K-Nearest Neighbors (KNN)

K-Nearest Neighbors (KNN) is a simple yet effective supervised learning algorithm used for classification and regression tasks. It operates on the principle that similar data points are located close to each other in the feature space.

How KNN Works

  1. Choose the Number of Neighbors (K): Determine the number of nearest neighbors to consider for predictions.
  2. Calculate Distance: Compute the distance between the test instance and all training instances. A common metric is Euclidean distance. $$ d(x, y) = \sqrt{\sum_{i=1}^{n} (x_i - y_i)^2} $$
  3. Identify Neighbors: Sort the distances and select the K closest data points from the training set.
  4. Vote for Classification: For classification tasks, the majority class among the neighbors determines the predicted class.
  5. Average for Regression: For regression tasks, the prediction is the average of the target values of the K neighbors.

KNN Using the Iris Dataset

# Import libraries
from sklearn.neighbors import KNeighborsClassifier
from sklearn import datasets
from sklearn.model_selection import train_test_split

# Load Iris dataset
iris = datasets.load_iris()
X, y = iris.data, iris.target

# Train-test split
X_train, X_test, y_train, y_test = train_test_split(X, y, test_size=0.3)

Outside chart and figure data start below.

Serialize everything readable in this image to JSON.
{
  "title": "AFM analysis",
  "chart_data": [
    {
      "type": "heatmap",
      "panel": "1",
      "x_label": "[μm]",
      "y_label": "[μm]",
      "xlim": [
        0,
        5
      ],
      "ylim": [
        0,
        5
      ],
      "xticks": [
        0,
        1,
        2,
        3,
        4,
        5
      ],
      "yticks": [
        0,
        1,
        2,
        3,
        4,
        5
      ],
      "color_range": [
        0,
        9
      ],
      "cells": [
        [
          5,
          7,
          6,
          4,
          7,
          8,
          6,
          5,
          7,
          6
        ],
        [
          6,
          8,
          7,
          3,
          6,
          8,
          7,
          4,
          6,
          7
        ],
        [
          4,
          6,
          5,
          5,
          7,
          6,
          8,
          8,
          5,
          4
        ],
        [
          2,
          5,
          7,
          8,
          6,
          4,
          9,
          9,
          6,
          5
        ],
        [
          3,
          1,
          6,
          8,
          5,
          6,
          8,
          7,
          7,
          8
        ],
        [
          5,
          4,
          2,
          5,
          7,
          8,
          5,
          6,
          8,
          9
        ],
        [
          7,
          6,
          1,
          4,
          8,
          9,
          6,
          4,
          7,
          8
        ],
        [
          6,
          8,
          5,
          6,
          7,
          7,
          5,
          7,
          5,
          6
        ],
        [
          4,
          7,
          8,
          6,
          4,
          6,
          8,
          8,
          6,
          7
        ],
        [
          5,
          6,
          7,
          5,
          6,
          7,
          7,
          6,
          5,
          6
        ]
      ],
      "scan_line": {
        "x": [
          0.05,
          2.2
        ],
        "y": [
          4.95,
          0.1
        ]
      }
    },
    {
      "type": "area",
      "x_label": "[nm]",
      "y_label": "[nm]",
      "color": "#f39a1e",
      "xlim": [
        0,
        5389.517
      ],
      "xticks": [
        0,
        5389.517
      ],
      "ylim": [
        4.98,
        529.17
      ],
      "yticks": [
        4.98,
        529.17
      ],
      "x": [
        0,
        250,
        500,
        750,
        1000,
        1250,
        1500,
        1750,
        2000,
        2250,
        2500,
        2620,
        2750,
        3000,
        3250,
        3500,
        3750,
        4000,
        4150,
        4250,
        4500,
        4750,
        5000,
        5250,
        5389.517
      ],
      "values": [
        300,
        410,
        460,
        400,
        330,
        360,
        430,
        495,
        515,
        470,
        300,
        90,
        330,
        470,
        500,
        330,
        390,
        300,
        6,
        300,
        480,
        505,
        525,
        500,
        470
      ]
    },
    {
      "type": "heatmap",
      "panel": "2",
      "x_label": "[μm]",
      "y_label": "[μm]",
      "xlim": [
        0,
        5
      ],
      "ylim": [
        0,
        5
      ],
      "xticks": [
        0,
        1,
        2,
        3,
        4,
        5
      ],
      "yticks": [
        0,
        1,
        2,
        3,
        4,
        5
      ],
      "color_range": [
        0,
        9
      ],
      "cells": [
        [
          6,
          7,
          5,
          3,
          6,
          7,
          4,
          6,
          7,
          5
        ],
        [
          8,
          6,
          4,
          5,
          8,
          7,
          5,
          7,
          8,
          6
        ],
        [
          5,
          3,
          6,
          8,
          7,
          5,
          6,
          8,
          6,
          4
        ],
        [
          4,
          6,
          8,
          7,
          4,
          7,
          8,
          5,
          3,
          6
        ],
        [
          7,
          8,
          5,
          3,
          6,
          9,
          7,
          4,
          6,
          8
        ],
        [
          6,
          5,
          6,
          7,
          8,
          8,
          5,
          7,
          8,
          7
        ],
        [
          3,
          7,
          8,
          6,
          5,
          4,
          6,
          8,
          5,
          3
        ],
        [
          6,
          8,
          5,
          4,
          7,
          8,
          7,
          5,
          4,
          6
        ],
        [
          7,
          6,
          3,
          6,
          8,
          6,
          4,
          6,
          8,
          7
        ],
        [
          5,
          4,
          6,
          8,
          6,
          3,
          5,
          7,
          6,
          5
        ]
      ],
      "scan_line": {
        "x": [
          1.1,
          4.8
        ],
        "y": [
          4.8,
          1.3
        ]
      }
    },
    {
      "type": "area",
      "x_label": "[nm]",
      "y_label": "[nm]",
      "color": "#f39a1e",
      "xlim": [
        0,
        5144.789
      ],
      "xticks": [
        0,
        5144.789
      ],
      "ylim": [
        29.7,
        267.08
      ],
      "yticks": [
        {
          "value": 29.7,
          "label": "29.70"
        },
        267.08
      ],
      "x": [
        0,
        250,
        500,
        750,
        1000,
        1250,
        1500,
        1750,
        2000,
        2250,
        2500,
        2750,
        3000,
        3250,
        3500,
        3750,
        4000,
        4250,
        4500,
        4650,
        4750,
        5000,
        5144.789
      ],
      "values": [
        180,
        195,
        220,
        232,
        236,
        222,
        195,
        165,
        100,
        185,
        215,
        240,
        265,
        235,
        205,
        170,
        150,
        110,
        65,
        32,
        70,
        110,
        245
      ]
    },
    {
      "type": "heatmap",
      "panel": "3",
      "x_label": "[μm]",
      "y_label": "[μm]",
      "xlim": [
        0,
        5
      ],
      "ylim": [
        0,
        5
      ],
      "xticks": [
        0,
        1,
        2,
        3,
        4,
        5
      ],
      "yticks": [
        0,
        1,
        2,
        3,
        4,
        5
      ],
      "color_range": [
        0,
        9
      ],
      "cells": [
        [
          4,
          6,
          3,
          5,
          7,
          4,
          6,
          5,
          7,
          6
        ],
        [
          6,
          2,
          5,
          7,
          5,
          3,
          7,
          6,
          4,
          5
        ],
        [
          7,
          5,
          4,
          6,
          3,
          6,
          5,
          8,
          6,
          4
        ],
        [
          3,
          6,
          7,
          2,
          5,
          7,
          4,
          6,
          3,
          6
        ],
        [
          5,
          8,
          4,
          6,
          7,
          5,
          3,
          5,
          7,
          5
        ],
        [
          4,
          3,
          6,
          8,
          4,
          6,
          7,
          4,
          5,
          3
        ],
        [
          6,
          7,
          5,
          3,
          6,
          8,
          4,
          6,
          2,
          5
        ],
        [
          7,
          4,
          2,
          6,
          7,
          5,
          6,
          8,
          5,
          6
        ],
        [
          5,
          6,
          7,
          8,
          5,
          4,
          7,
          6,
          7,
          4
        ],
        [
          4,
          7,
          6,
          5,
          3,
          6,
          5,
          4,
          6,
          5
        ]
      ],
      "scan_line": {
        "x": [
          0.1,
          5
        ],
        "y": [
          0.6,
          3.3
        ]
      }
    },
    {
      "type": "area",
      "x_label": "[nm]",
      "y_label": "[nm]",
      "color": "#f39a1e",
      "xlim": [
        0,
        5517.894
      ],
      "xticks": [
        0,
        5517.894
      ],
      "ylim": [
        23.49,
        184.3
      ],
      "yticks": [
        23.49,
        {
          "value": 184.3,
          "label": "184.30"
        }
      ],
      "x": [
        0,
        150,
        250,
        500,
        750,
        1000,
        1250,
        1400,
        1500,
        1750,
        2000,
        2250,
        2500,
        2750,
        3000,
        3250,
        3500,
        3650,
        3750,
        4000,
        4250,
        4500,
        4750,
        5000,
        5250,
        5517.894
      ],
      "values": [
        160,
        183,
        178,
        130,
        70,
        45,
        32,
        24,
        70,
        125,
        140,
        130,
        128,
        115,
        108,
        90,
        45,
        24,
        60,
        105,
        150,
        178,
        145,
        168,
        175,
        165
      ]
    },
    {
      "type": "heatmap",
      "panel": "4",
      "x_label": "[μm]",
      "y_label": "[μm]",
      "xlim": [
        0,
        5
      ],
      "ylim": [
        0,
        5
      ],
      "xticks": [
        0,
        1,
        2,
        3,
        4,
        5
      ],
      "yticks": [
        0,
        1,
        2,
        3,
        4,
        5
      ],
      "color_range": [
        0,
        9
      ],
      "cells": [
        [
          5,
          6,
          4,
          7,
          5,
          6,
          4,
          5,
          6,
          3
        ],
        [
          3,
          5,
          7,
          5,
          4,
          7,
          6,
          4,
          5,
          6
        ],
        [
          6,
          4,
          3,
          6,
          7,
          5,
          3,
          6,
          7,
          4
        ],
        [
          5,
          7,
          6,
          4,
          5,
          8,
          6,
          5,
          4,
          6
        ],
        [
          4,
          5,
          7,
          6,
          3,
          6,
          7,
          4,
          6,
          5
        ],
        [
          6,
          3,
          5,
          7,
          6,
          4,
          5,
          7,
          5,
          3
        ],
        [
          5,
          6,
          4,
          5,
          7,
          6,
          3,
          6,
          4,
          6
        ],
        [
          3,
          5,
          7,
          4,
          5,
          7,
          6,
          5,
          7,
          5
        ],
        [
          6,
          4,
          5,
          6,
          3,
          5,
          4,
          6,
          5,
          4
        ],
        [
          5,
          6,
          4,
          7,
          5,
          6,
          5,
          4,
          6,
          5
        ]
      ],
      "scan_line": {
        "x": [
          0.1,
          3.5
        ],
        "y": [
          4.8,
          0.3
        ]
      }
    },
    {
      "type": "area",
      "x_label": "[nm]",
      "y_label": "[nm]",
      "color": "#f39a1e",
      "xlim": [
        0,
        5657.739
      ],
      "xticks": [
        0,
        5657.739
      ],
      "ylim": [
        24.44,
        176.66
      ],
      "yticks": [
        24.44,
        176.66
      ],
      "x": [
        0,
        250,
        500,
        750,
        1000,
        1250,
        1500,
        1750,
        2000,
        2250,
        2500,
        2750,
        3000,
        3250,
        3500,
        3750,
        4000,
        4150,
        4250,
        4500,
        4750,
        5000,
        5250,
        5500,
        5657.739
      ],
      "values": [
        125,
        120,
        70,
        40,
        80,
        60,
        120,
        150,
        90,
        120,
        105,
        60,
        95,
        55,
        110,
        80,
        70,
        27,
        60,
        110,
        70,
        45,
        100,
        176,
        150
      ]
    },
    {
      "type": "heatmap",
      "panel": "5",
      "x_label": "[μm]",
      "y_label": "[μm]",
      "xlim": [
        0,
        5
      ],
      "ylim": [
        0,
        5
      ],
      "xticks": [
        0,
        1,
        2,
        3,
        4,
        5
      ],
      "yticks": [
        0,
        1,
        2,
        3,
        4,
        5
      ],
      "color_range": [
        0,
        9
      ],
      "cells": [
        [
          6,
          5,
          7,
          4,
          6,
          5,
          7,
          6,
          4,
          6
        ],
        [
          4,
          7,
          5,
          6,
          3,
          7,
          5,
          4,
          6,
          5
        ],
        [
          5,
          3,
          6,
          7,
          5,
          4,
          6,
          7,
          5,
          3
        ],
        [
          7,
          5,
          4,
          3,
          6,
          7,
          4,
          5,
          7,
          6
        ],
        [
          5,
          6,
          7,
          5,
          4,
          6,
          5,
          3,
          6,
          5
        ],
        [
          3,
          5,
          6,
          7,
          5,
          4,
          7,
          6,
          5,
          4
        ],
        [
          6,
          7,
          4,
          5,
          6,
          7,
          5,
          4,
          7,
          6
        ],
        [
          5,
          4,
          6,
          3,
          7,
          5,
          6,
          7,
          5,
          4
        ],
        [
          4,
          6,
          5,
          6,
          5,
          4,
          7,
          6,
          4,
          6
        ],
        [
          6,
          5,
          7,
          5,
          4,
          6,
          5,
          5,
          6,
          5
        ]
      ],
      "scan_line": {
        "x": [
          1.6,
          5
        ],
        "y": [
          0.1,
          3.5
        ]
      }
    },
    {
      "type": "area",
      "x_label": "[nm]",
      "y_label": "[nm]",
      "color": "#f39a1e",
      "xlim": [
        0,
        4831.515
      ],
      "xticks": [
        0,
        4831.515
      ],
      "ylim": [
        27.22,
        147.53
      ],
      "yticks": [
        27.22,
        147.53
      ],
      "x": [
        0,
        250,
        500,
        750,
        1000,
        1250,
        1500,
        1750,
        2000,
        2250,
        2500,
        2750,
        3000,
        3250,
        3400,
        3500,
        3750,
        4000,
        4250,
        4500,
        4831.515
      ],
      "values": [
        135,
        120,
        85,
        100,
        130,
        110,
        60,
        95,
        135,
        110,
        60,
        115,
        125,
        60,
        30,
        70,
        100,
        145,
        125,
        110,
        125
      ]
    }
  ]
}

# Create and train the model
classifier = KNeighborsClassifier(n_neighbors=3)
classifier.fit(X_train, y_train)

# Predict on test data
y_predict = classifier.predict(X_test)

# Print sample predictions
for i in range(10):
    print(f"Predicted: {iris.target_names[y_predict[i]]}, Actual: {iris.target_names[y_test[i]]}")
        
Predicted: virginica, Actual: virginica
Predicted: versicolor, Actual: versicolor
Predicted: setosa, Actual: setosa
Predicted: virginica, Actual: virginica
Predicted: setosa, Actual: setosa
Predicted: versicolor, Actual: versicolor
Predicted: versicolor, Actual: versicolor
Predicted: setosa, Actual: setosa
Predicted: setosa, Actual: setosa
Predicted: versicolor, Actual: versicolor

Model Evaluation

Use Classification Metrics to evaluate the performance of the KNN model.
# Evaluate model accuracy
from sklearn.metrics import accuracy_score

accuracy = accuracy_score(y_test, y_predict)
print(f"Accuracy: {(accuracy * 100):.2f}%")
Accuracy: 97.78%

Advantages and Disadvantages

Advantages Disadvantages
Simplicity: Easy to understand and implement. Computational Complexity: High costs for large datasets due to distance calculations.
No Training Phase: Directly stores the dataset for predictions. Storage Requirements: Requires storing the entire dataset in memory.
Adaptability: Works for both classification and regression tasks. Sensitivity to Noise: Can be affected by noisy data or outliers.
Flexibility: Can handle multi-class problems and datasets of arbitrary shapes. Choosing K: A small K may lead to overfitting, while a large K may smooth over class boundaries.

Applications

  • Recommendation Systems: Suggesting items based on user preferences.
  • Image Classification: Categorizing images based on visual features.
  • Anomaly Detection: Identifying outliers in data.
  • Pattern Recognition: Recognizing handwriting, speech, etc.